Many mangrove communities form bands parallel to the shoreline with each community dominated by a single species. However, the key determinants of mangrove species distribution across the intertidal zone are not well understood. We aimed to quantify the relationship between species' dominance and the hydroperiod (defined as the duration of inundation in a year), soil salinity and the salinity of inundating water for three dominant species, Sonneratia alba, Rhizophora stylosa and Ceriops tagal.

Location

An extensive (20,000 ha), largely intact mangrove forest in northern Australia, of some note as mangrove forests are threatened globally.

Methods

We related species dominance to the explanatory variables by applying two statistical modelling approaches: generalized linear models (GLMs), where a set of competing models were evaluated; and boosted regression tree models (BRTs), an approach that automatically captures interactions and nonlinear relationships between variables.

Results

Both GLM and BRT models achieved strong predictive performance for all species based on cross-validation, with receiver operating characteristics above 0.85 for all species, and 88% of deviance explained for S. alba, 42% for R. stylosa and 35% for C. tagal.

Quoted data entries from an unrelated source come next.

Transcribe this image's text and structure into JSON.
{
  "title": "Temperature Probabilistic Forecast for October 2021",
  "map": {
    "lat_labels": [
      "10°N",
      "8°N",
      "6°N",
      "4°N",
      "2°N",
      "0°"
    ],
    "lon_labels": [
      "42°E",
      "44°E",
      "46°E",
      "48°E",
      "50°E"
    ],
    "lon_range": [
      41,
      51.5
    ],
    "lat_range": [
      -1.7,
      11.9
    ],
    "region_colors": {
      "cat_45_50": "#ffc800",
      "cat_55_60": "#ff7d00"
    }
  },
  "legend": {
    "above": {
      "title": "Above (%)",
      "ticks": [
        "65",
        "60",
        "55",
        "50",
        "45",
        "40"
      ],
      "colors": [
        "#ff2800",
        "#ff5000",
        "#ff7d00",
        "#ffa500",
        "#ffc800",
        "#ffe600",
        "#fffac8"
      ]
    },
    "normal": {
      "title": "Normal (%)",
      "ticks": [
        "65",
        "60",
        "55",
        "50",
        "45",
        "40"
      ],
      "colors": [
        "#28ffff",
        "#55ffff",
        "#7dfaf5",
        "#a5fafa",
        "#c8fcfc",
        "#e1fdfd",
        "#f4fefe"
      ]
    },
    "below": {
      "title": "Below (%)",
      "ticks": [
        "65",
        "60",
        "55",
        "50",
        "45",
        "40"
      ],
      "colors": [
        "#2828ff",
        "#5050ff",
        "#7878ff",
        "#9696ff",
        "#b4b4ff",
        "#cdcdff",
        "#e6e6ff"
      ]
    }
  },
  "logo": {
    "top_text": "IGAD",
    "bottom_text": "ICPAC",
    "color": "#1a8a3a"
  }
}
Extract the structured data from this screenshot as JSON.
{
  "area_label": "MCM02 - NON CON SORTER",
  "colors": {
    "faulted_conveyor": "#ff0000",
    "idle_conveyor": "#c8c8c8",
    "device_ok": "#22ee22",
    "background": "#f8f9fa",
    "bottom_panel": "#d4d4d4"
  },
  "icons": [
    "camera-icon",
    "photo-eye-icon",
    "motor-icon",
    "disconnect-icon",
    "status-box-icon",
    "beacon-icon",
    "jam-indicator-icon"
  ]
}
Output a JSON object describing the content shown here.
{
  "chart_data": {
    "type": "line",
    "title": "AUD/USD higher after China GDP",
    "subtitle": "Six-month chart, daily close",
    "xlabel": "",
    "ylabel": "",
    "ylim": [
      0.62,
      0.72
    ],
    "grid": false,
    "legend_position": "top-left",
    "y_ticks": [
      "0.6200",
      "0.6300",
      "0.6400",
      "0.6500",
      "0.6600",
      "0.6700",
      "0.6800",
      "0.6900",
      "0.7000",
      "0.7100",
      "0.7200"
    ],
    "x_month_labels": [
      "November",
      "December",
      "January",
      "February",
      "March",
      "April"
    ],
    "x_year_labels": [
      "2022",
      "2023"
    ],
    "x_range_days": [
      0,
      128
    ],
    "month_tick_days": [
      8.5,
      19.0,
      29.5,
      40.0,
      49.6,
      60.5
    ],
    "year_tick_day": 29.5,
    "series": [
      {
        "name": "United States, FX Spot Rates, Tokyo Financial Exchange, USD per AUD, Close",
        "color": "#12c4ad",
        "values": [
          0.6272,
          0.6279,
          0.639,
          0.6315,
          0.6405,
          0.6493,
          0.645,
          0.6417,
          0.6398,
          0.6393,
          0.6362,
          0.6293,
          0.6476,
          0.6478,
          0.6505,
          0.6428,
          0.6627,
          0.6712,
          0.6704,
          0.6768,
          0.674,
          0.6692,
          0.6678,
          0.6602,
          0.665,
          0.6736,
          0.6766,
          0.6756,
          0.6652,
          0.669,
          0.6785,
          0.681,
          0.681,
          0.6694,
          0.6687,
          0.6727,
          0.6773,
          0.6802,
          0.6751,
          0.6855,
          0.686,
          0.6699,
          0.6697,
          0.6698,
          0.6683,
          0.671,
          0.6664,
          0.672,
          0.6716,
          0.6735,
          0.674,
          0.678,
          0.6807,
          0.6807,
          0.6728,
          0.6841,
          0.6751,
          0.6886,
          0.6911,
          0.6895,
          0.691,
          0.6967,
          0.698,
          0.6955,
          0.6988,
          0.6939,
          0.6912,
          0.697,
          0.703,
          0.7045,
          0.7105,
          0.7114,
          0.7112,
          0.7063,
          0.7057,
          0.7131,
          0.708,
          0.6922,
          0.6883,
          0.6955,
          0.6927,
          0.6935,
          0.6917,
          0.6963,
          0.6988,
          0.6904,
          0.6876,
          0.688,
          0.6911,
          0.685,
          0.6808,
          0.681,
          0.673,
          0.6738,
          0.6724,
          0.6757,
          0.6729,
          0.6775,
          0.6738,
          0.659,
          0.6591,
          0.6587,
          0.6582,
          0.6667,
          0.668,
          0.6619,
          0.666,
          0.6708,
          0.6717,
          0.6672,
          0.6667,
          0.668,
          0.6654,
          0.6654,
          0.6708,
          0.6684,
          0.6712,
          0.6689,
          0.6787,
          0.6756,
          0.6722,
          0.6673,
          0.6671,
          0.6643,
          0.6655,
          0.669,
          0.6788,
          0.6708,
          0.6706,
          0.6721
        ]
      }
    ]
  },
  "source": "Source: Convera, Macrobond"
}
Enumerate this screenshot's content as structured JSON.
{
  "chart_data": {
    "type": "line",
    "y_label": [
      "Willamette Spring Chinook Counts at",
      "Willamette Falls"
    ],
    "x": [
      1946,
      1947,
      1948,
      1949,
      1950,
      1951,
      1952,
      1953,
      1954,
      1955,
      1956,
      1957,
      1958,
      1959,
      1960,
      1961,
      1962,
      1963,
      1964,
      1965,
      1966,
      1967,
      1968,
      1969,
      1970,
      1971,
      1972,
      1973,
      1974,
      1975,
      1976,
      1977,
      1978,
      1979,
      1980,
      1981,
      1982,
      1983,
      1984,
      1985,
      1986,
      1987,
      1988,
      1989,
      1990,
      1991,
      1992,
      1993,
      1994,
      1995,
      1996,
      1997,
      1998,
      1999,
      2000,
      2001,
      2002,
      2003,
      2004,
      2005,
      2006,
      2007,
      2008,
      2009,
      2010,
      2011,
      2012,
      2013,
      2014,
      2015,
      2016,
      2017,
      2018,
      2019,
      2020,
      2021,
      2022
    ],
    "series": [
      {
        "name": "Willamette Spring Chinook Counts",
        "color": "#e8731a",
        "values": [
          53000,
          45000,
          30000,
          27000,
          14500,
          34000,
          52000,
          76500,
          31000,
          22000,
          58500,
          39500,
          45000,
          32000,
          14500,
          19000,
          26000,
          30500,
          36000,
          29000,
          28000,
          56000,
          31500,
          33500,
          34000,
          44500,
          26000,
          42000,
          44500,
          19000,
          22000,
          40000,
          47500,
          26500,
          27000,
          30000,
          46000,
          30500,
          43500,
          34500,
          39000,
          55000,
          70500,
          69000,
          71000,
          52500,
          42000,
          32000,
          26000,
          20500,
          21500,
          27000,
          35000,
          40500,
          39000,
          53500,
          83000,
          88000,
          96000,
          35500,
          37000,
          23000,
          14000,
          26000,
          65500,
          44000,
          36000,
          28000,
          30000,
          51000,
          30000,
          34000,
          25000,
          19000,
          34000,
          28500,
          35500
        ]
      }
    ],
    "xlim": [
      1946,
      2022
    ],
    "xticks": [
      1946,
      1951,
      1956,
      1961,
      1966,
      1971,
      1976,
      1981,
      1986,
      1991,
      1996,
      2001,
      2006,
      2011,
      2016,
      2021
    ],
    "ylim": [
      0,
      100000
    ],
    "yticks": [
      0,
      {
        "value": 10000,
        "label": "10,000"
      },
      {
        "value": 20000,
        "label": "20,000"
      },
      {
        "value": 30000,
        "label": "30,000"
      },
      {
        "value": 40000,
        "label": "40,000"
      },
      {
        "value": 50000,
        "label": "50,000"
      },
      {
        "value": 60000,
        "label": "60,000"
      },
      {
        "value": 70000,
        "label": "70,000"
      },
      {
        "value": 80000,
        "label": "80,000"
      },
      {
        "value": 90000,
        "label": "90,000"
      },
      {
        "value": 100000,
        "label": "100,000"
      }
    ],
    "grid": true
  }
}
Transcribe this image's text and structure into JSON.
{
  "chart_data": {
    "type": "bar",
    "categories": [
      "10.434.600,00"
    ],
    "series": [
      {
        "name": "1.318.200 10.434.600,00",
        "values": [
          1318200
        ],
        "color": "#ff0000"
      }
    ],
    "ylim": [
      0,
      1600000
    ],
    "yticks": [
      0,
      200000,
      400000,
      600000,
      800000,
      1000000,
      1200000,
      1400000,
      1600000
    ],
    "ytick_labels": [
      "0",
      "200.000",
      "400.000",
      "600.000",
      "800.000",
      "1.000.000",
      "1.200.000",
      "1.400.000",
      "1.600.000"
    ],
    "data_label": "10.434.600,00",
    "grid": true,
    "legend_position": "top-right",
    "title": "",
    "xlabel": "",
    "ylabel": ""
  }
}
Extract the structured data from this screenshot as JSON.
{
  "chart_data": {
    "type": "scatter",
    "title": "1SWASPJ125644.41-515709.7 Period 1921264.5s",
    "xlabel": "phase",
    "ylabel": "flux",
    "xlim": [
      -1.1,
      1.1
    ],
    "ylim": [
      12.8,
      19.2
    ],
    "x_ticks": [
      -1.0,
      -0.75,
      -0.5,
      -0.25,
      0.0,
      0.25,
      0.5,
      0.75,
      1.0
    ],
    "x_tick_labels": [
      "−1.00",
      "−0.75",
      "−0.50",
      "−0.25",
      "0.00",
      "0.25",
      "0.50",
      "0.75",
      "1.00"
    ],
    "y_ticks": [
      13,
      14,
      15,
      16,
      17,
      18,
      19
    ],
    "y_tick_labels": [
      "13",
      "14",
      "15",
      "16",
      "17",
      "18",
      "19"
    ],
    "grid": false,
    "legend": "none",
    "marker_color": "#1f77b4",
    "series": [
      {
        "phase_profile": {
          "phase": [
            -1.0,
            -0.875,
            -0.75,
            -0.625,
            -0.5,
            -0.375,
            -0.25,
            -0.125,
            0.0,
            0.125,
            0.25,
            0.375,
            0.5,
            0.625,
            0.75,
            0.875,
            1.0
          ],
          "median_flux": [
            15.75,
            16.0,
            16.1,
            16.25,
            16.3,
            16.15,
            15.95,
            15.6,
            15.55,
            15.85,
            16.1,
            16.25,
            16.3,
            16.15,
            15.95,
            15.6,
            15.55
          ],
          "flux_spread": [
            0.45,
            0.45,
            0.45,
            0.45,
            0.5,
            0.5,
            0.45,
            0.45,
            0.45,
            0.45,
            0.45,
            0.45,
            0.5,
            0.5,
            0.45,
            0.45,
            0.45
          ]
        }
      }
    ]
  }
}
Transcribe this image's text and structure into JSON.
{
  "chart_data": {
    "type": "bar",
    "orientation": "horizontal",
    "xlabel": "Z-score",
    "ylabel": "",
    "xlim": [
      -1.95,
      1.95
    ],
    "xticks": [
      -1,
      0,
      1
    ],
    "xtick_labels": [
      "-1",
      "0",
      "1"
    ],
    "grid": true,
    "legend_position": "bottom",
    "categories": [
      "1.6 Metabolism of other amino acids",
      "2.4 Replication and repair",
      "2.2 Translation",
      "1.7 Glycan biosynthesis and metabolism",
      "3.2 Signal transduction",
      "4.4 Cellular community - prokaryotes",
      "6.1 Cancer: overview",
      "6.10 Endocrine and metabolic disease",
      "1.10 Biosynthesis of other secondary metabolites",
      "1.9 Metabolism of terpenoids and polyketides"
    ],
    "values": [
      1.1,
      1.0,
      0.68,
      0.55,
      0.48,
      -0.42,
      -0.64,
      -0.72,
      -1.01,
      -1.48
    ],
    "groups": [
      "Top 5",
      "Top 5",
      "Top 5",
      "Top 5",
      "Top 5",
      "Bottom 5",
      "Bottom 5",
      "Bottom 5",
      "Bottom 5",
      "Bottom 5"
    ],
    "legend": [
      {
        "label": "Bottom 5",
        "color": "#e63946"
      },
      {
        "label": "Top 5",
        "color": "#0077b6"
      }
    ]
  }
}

All models indicated that the hydroperiod was the key variable influencing distribution, followed by soil salinity. The salinity of inundating water was the least informative variable in the models. Ecological space, determined by gradients in hydroperiod and soil salinity, was partitioned between the three species with little overlap.

Main conclusions

As anticipated changes in sea level will alter the hydroperiod, our findings are critical for global forecasting of future distributions of mangrove communities, and for the design of mitigation and adaptation measures.